BY: LORRAINE AITKEN
Cruden Farm, home to the late Dame Elisabeth Murdoch, holds a special place in many people’s hearts. It’s a place of tranquillity, inspiration, beauty, friendship, generosity, loyalty and above all else is the vision of one extraordinary woman that always put others before herself.
Back in 2009 I had the privilege of meeting Dame Elisabeth and her gardener Michael Morrison by chance at a community event held at Cruden Farm. Michael was driving the buggy around the grounds with Dame Elisabeth by his side when she spotted my then newborn son and stopped to give him a cuddle. I remember that moment well; she gazed at him with such warmth and loving eyes, as if she was momentarily transported back in time to holding her own son. It was a special moment captured in a photograph that I later sent to her with a note. Despite her many commitments and being 100 years young at the time she replied within a week with a lovely letter thanking me for the photograph and hoping we had an enjoyable day at the farm. I mention this because I feel it represents the type of person she was better than any words I can put on a page. A genuinely warm person that willingly gave her time to anyone she met.
Something she was truly passionate about was Cruden farm, a wedding gift from the love of her life Sir Keith Murdoch, a journalist and newspaper executive. At the time she was only 19 years old but had visions beyond her years for the 133 acre farm with barely a tree on it. Keith decided the best way he could support Elisabeth with her vision was to enlist the services of Edna Walling (an acclaimed gardener of the time) to contribute to the design of the garden, however the garden was almost entirely destroyed by bushfire in 1944 although some elements remained and can still be seen today such as the stone walls, circular lawn and the world-renowned lemon–scented gums that stretch from the front entrance along the sweeping drive to the house.
In 1952 Sir Keith passed away in his sleep at Cruden Farm leaving Dame Elisabeth a widow at the age of 43 and left to raise 4 children. Not long after Sir Keith’s passing she moved permanently to Cruden Farm where she could indulge in her two biggest passions: gardening and helping those in need. Whilst Dame Elisabeth did much of the gardening herself she employed Michael Morrison in 1971 to help out on Sunday mornings, Michael was gardener no. 2, Dame Elizabeth was gardener no.1 and over the years they made a formidable team that lasted generations. In fact after 45 years you will still find Michael tending to the garden and ensuring Dame Elisabeth’s garden is just how she liked it. Not fussy, not showy and forever evolving with the times to be enjoyed today, tomorrow and well into the future.

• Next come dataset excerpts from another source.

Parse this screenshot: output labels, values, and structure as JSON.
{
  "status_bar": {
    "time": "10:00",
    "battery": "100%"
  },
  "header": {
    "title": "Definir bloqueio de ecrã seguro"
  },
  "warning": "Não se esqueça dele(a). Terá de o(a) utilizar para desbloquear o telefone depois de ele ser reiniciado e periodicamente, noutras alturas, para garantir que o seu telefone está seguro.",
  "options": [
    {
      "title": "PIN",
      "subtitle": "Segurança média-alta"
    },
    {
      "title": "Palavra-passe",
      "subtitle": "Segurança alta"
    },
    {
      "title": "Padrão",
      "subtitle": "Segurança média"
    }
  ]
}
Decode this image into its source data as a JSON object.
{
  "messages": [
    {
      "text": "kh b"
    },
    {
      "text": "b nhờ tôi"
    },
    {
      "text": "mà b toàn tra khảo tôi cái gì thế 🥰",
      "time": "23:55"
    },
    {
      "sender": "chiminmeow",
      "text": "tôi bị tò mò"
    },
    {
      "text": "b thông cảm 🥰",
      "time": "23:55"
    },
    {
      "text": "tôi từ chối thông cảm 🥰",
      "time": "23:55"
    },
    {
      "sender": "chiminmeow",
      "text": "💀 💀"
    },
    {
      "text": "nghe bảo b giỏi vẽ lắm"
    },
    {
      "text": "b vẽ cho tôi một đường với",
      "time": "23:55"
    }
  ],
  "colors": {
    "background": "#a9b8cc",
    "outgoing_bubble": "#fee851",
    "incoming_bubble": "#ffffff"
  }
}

I recently took a tour of the gardens with Cruden Farms managing director John Christie and although I’ve visited many times in the past with my children for family fun days, open gardens and car shows I had never really stopped to take it all in. One of the things that always stood out to me however, for no particular reason other than its beauty was the old water tank. A small wooden platform holds the tank high off the ground under a canopy of old trees with vines entangling themselves on the steel frame supporting it. This small tank as it turns out was the only water supply for both the home and garden until the mains water was connected in the 70’s. I was told Dame Elizabeth would rise early to hand pump the water for the garden, a chore I certainly imagine her doing with a smile.
Nearby to the water tank are the magnificent stables and outbuildings which were built during the Depression after the Murdochs employed men that were desperate for work. Percy Meldrum designed the stables and sourced the stone from the old Moorooduc Quarry for the construction. If you look at the stone on the stable walls you can actually see the chisel marks left in the stone. In the near future, horses may once again return to Cruden Farm, which would be lovely to see.
As for the gardens they were in full bloom with roses, sunflowers, and perennials bordered mostly by blue stone and lush green grass areas perfect for a picnic. In the stone-walled garden there is a lovely simple sculpture of Dame Elisabeth that is slightly obscured by plantings. When I asked why it was tucked away and the answer was “it’s how she would have wanted it”. She would find pleasure in having people find it.
Everything at Cruden farm has an understated elegance just like Dame Elisabeth.
A visit to Cruden Farm is a must and you will find it open to the public twice a month. Dates are released on a month to month basis and can be found at www.crudenfarm.com.au. Admission is $20 for adults but for an extra $15 I recommend taking a tour of the garden. Tours last between 1.5-2 hours and covers much of the farms history and insight into the lay out and thoughts behind the garden. Children are welcome and encouraged on the tours.
As well as the tours Cruden Farm remains largely devoted to community and charity functions and as a part of the general public I can say that we are very fortunate to be able to stroll through this marvellous garden and admire the 80 years of hard work and dedication that Dame Elisabeth created for future generations to enjoy and at the same time continue to support charities that were close to her heart.